Hennepin County files lawsuit against U.S. government over teen pregnancy prevention program funding

Hennepin County, Minnesota has filed a lawsuit against the U.S. Department of Health and Human Services over the agency’s decision to terminate its teen pregnancy prevention program funding ahead of schedule. 

The lawsuit alleges HHS unlawfully terminated Hennepin County’s Teen Pregnancy Prevention Program grant two years early. Hennepin County is currently completing the third year of their five-year grant, which has funded sex education programs and clinic outreach. The $1.5 million annual grant is now set to expire on June 30, 2018, rather than June 30, 2020. 

“HHS’ premature termination of Hennepin County’s grant means that thousands of youth in the county’s communities with the highest teen birth rates and social and racial disparities will not receive evidence-based sexual health education, and that approximately $3 million in federal funds will not go to support community-based health educators over the next two years,” the lawsuit states. “Hennepin County estimates that approximately 20 of these health educators will face layoffs as a result of the early grant termination.” 

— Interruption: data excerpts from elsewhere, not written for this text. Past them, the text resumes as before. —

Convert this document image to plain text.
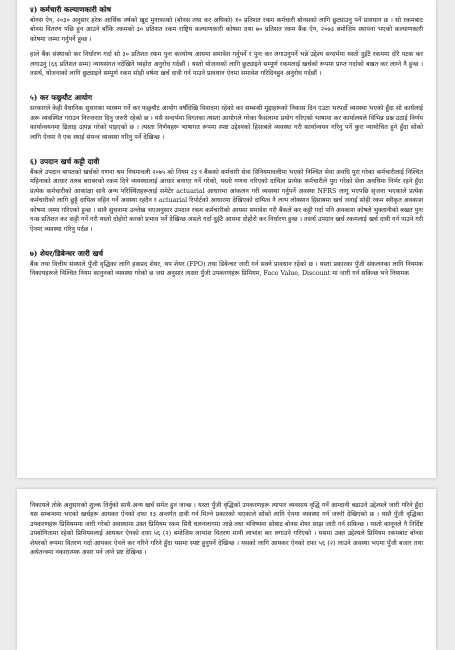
४) कर्मचारी कल्याणकारी कोष

बोनस ऐन, २०३० अनुसार हरेक आर्थिक वर्षको खुद मुनाफाको (बोनस तथा कर अघिको) १० प्रतिशत रकम कर्मचारी बोनसको लागि छुट्याउनु पर्ने प्रावधान छ । सो रकमबाट बोनस वितरण पछि हुन आउने बाँकि रकमको ३० प्रतिशत रकम राष्ट्रिय कल्याणकारी कोषमा तथा ७० प्रतिशत रकम बैंक ऐन, २०७३ बमोजिम स्थापना भएको कल्याणकारी कोषमा जम्मा गर्नुपर्ने हुन्छ ।

हाले बैंक संस्थाको कर निर्धारण गर्दा सो ३० प्रतिशत रकम पुनः करयोग्य आयमा समावेश गर्नुपर्ने र पुनः कर लगाउनुपर्ने भन्ने उद्देश्य सन्दर्भमा यस्तो दुईटै रकममा दोरै पटक कर लगाउनु (६६ प्रतिशत सम्म) न्यायसंगत नदेखिने व्यहोरा अनुरोध गर्दछौं । यस्तो योजनाको लागि छुट्याइने सम्पूर्ण रकमलाई खर्चको रूपमा प्राप्त गर्दाको बखत कर लाग्ने नै हुन्छ । तसर्थ, योजनाको लागि छुट्याइने सम्पूर्ण रकम सोही वर्षमा खर्च दावी गर्न पाउने प्रावधान ऐनमा समावेश गरिदिनहुन अनुरोध गर्दछौं ।

५) कर फछ्र्यौट आयोग

सरकारले केही वैधानिक सुधारका माध्यम गर्ने कर फछ्र्यौट आयोग वर्षौंदेखि विवादमा रहेको कर सम्बन्धी मुद्दाहरूको निकास दिन एउटा भरपर्दो व्यवस्था भएको हुँदा सो कार्यलाई अरू व्यवस्थित गराउन निरन्तरता दिनु जरुरी रहेको छ । यसै सन्दर्भमा विगतका त्यस्ता आयोगले गरेका फैसलामा प्रयोग गरिएको भाषामा कर कार्यालयले विभिन्न प्रश्न उठाई निर्णय कार्यान्वयनमा ढिलाइ उत्पन्न गरेको पाइएको छ । त्यस्ता निर्णयहरू भाषागत रूपमा स्पष्ट उद्देश्यको हिसाबले व्यवस्था गरी कार्यान्वयन गरिनु पर्ने कुरा न्यायोचित हुने हुँदा सोको लागि ऐनमा नै एक स्थाई संयन्त्र व्यवस्था गरिनु पर्ने देखिन्छ ।

६) उपदान खर्च कट्टी दावी

बैंकले उपदान बापतको खर्चको गणना श्रम नियमावली २०७५ को नियम २३ र बैंकको कर्मचारी सेवा विनियमावलीमा भएको निश्चित सेवा अवधि पुरा गरेका कर्मचारीलाई निश्चित महिनाको आधार तलब बराबरको रकम दिने व्यवस्थालाई आधार बनाएर गर्ने गरेको, यस्तो गणना गरिएको दायित्व प्रत्येक कर्मचारीले पुरा गरेको सेवा अवधिमा निर्भर रहने हुँदा प्रत्येक कर्मचारीको आकांक्षा सावै अन्य परिस्थितहरूलाई समेटेर actuarial आधारमा आंकलन गरी व्यवस्था गर्नुपर्ने अवस्था NFRS लागू भएपछि सृजना भएकाले प्रत्येक कर्मचारीको लागि छुट्टै दायित्व वहिन गर्ने अवस्था रहदैन र actuarial रिपोर्टको आधारमा देखिएको दायित्व नै लाभ लोक्सान हिसाबमा खर्च जनाई सोही रकम स्वीकृत अवकाश कोषमा जम्मा गरिएको हुन्छ । सावै सुचनामा उल्लेख भएअनुसार उपदान रकम कर्मचारीको आयमा समावेश गरी बैंकले कर कट्टी गर्दा पनि अवकाश कोषले भुक्तानीको बखत पुनः गन्थ्र प्रतिशत कर कट्टी गर्ने गरी यस्तो दोहोरो करको प्रभाव पर्ने देखिन्छ जसले गर्दा दुईटै आयमा दोहोरो कर निर्धारण हुन्छ । तसर्थ उपदान खर्च रकमलाई खर्च दावी गर्न पाउने गरी ऐनमा व्यवस्था गरिनु पर्दछ ।

७) शेयर/डिबेन्चर जारी खर्च

बैंक तथा वित्तीय संस्थाले पुँजी वृद्धिका लागि हकप्रद शेयर, थप शेयर (FPO) तथा डिबेन्चर जारी गर्न सक्ने प्रावधान रहेको छ । यस्ता प्रकारका पुँजी संकलनका लागि नियमक निकायहरूले निश्चित नियम कानुनको व्यवस्था गरेको छ जस अनुसार त्यस्ता पुँजी उपकरणहरू प्रिमियम, Face Value, Discount मा जारी गर्न सकिन्छ भने नियामक

निकायले तोके अनुसारको शुल्क तिर्नुको साथै अन्य खर्च समेत हुन जान्छ । यस्ता पुँजी वृद्धिको उपकरणहरू त्यापार व्यवसाय वृद्धि गर्ने आम्दानी बढाउने उद्देश्यले जारी गरिने हुँदा यस सम्बन्धमा भएको खर्चहरू आयकर ऐनको दफा १३ अन्तर्गत दावी गर्न मिल्ने प्रकारको भएकाले सोको लागि ऐनमा व्यवस्था गर्न जरुरी देखिएको छ । यस्तै पुँजी वृद्धिका उपकरणहरू प्रिमियममा जारी गरेको अवस्थामा उक्त प्रिमियम रकम सिधै चलनलागमा जान्ने तथा भविष्यमा सोबाट बोनस शेयर साझ जारी गर्न सकिन्छ । यस्तो कानूनले नै निर्दिष्ट उपयोगितामा रहेको प्रिमियमलाई आयकर ऐनको दफा ५६ (२) बमोजिम लाभांश वितरण मानी लाभांश कर लगाउने गरिएको । यसमा उक्त उद्देश्यले प्रिमियम रकमबाट बोनस शेयरको रूपमा वितरण गर्दा आयकर ऐनले कर गरिने गरिने हुँदा यसमा स्पष्ट हुनुपर्ने देखिन्छ । यसको लागि आयकर ऐनको दफा ५६ (२) लाउने अवस्था भएमा पुँजी बजार तथा अथेतन्त्रमा नकारात्मक असर पर्न जाने प्रष्ट देखिन्छ ।
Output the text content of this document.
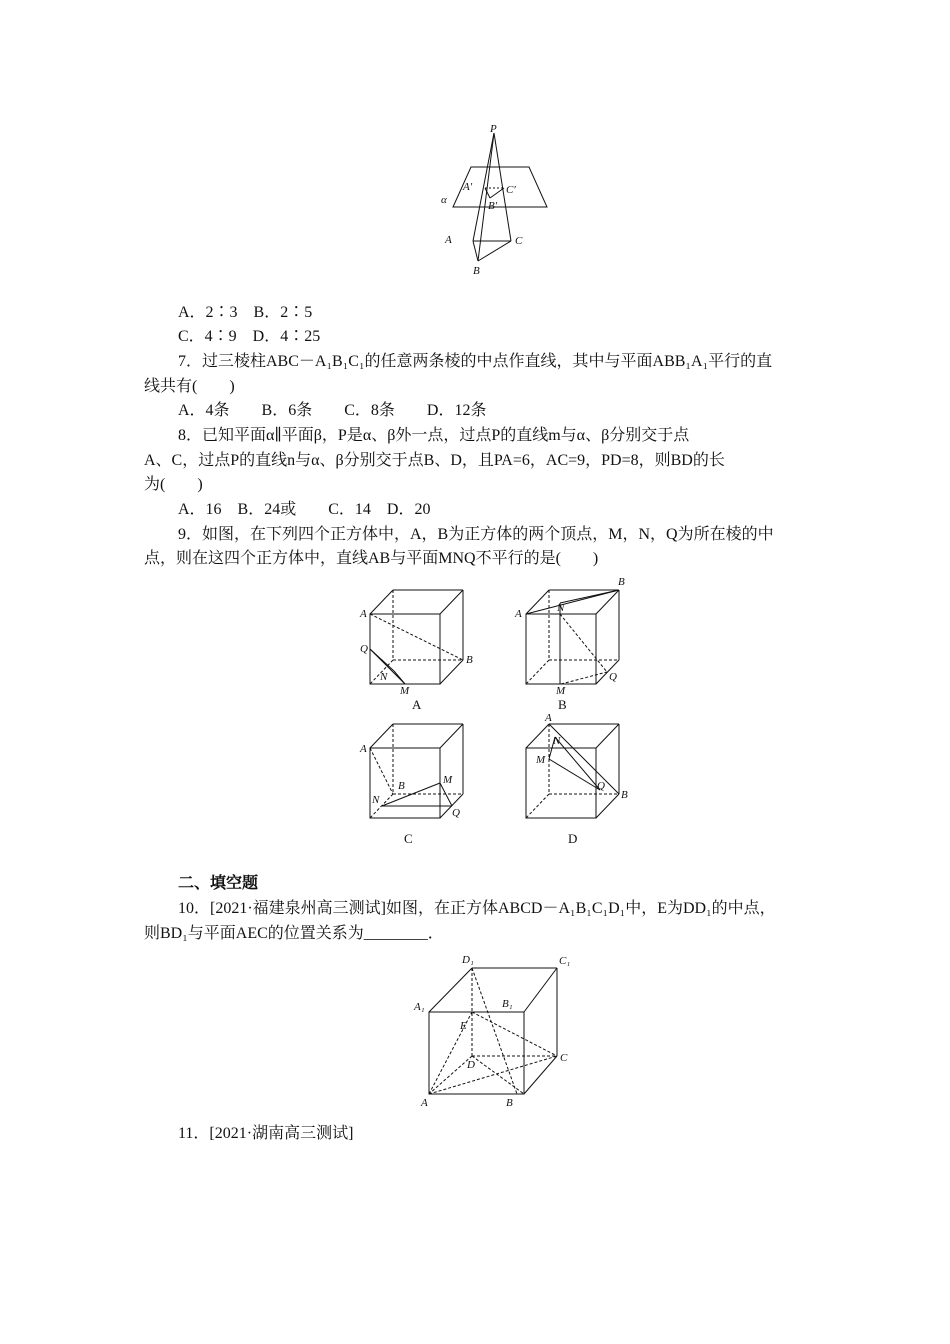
P
A′	C′
B′
α
A	C
B
A．2∶3　B．2∶5
C．4∶9　D．4∶25
7．过三棱柱ABC－A₁B₁C₁的任意两条棱的中点作直线，其中与平面ABB₁A₁平行的直
线共有(　　)
A．4条　　B．6条　　C．8条　　D．12条
8．已知平面α∥平面β，P是α、β外一点，过点P的直线m与α、β分别交于点
A、C，过点P的直线n与α、β分别交于点B、D，且PA=6，AC=9，PD=8，则BD的长
为(　　)
A．16　B．24或　　C．14　D．20
9．如图，在下列四个正方体中，A，B为正方体的两个顶点，M，N，Q为所在棱的中
点，则在这四个正方体中，直线AB与平面MNQ不平行的是(　　)
A
Q
N
M
B
A
A	N
B
M
Q
B
A
B	M
N
Q
C
A
N
M
Q
B
D
二、填空题
10．[2021·福建泉州高三测试]如图，在正方体ABCD－A₁B₁C₁D₁中，E为DD₁的中点，
则BD₁与平面AEC的位置关系为________．
D₁	C₁
A₁	B₁
E
D
C
A	B
11．[2021·湖南高三测试]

The Hennepin County lawsuit is the eighth lawsuit filed against HHS in recent weeks. District courts in Baltimore, Spokane, Wash. and Washington, D.C. ruled in April that the federal government violated the law by terminating the local grants early.

Hennepin County cites a 645 percent reduction in teen birth rates since 2007, attributed to concentrated work in the communities of Brooklyn Center, north Minneapolis, central Minneapolis, Richfield and Robbinsdale -- areas that experience the highest rates of teen pregnancy and poverty disparities in the county.

In 2007, the Hennepin County program recorded 1,152 teen mother between the ages of 15 and 19. In 2016, the most recent data year, that number had fallen to 418 new teen moms. 

“Hennepin County’s teen pregnancy prevention efforts are working,” the lawsuit states.

Hennepin County’s lawsuit seeks to recover the teen pregnancy program funding through 2020.